We feel sympathy for Abram that he is old and childless, particularly if we understand the extent to which his culture practiced primogeniture and connected an abundance of children with male success and status.  (Gen. 15:2.)  But Abram’s culture tended to “blame” the wife for infertility, and provided alternatives such as multiple marriages and concubinage with household servants.  Indeed, although Abram believed God would keep his promise to provide Abram with heirs (Gen. 15:6) – a moment celebrated in the New Testament as a paradigmatic act of justifying faith (Romans 4:3) – it seems that Abram did not trust God to provide an heir through his wife, Sarai, and so accepted the invitation to sleep with Sarai’s maid, Hagar.  (Gen. 16:1-4.)  This marginalized Sarai, who would become the barren, disfavored and shamed wife, except that God also remembered and honored her.  (Gen. 17:15.)  When God changed Abram and Sarai’s names to “Abraham” and “Sarah,” He showed His concern both for Sarah as a marginalized woman and for all of humanity, male and female.  As Eve was called the “mother of all the living” (Gen. 3:20), Sarah was named “the mother of nations.”  (Gen. 17:16.)  The woman who was barren was made the new Eve, and the womb that was empty became the ark that would carry the seed of “kings of peoples” who would be scattered throughout the earth to build a new peaceable kingdom.  (Gen. 17:16.)

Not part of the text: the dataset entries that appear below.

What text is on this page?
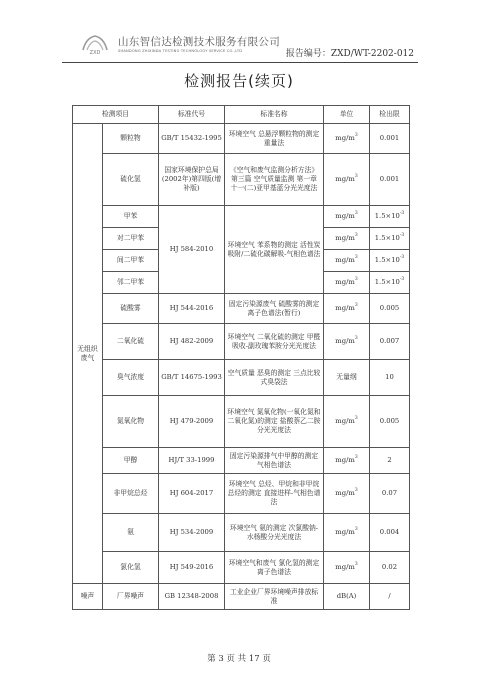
ZXD
山东智信达检测技术服务有限公司
SHANDONG ZHIXINDA TESTING TECHNOLOGY SERVICE CO.,LTD	报告编号：ZXD/WT-2202-012
检测报告(续页)
检测项目		标准代号	标准名称	单位	检出限
无组织废气	颗粒物	GB/T 15432-1995	环境空气 总悬浮颗粒物的测定 重量法	$mg/m^3$	0.001
	硫化氢	国家环境保护总局(2002年)第四版(增补版)	《空气和废气监测分析方法》第三篇 空气质量监测 第一章 十一(二)亚甲基蓝分光光度法	$mg/m^3$	0.001
	甲苯	HJ 584-2010	环境空气 苯系物的测定 活性炭吸附/二硫化碳解吸-气相色谱法	$mg/m^3$	$1.5\times 10^{-3}$
	对二甲苯			$mg/m^3$	$1.5\times 10^{-3}$
	间二甲苯			$mg/m^3$	$1.5\times 10^{-3}$
	邻二甲苯			$mg/m^3$	$1.5\times 10^{-3}$
	硫酸雾	HJ 544-2016	固定污染源废气 硫酸雾的测定 离子色谱法(暂行)	$mg/m^3$	0.005
	二氧化硫	HJ 482-2009	环境空气 二氧化硫的测定 甲醛吸收-副玫瑰苯胺分光光度法	$mg/m^3$	0.007
	臭气浓度	GB/T 14675-1993	空气质量 恶臭的测定 三点比较式臭袋法	无量纲	10
	氮氧化物	HJ 479-2009	环境空气 氮氧化物(一氧化氮和二氧化氮)的测定 盐酸萘乙二胺分光光度法	$mg/m^3$	0.005
	甲醇	HJ/T 33-1999	固定污染源排气中甲醇的测定 气相色谱法	$mg/m^3$	2
	非甲烷总烃	HJ 604-2017	环境空气 总烃、甲烷和非甲烷总烃的测定 直接进样-气相色谱法	$mg/m^3$	0.07
	氨	HJ 534-2009	环境空气 氨的测定 次氯酸钠-水杨酸分光光度法	$mg/m^3$	0.004
	氯化氢	HJ 549-2016	环境空气和废气 氯化氢的测定 离子色谱法	$mg/m^3$	0.02
噪声	厂界噪声	GB 12348-2008	工业企业厂界环境噪声排放标准	dB(A)	/
第 3 页 共 17 页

There are other instances in the “patriarchal” narratives in which God particularly remembered marginalized women:  the provision for Hagar and her son Ishmael (Gen. 21:17); the opening of Leah’s womb when Leah “was not loved” (Gen. 29:31, 30:17); the provision of children to Rachel, despite her scheming (Gen. 30:22); the rescue (though violent!) of Dinah (Gen. 34:1-37); and the provision of offspring (though through nasty deceit!) for Tamar when Onan would not fulfill his duty to his brother’s widow (Gen. 38:1-30).  Although some of these examples are “messy,” they illustrate that, even in a cultural setting dominated by powerful men, in narratives that emphasize the faith and failings of the Patriarchs Abraham, Isaac, Jacob, and Joseph, God remembers and honors women as well.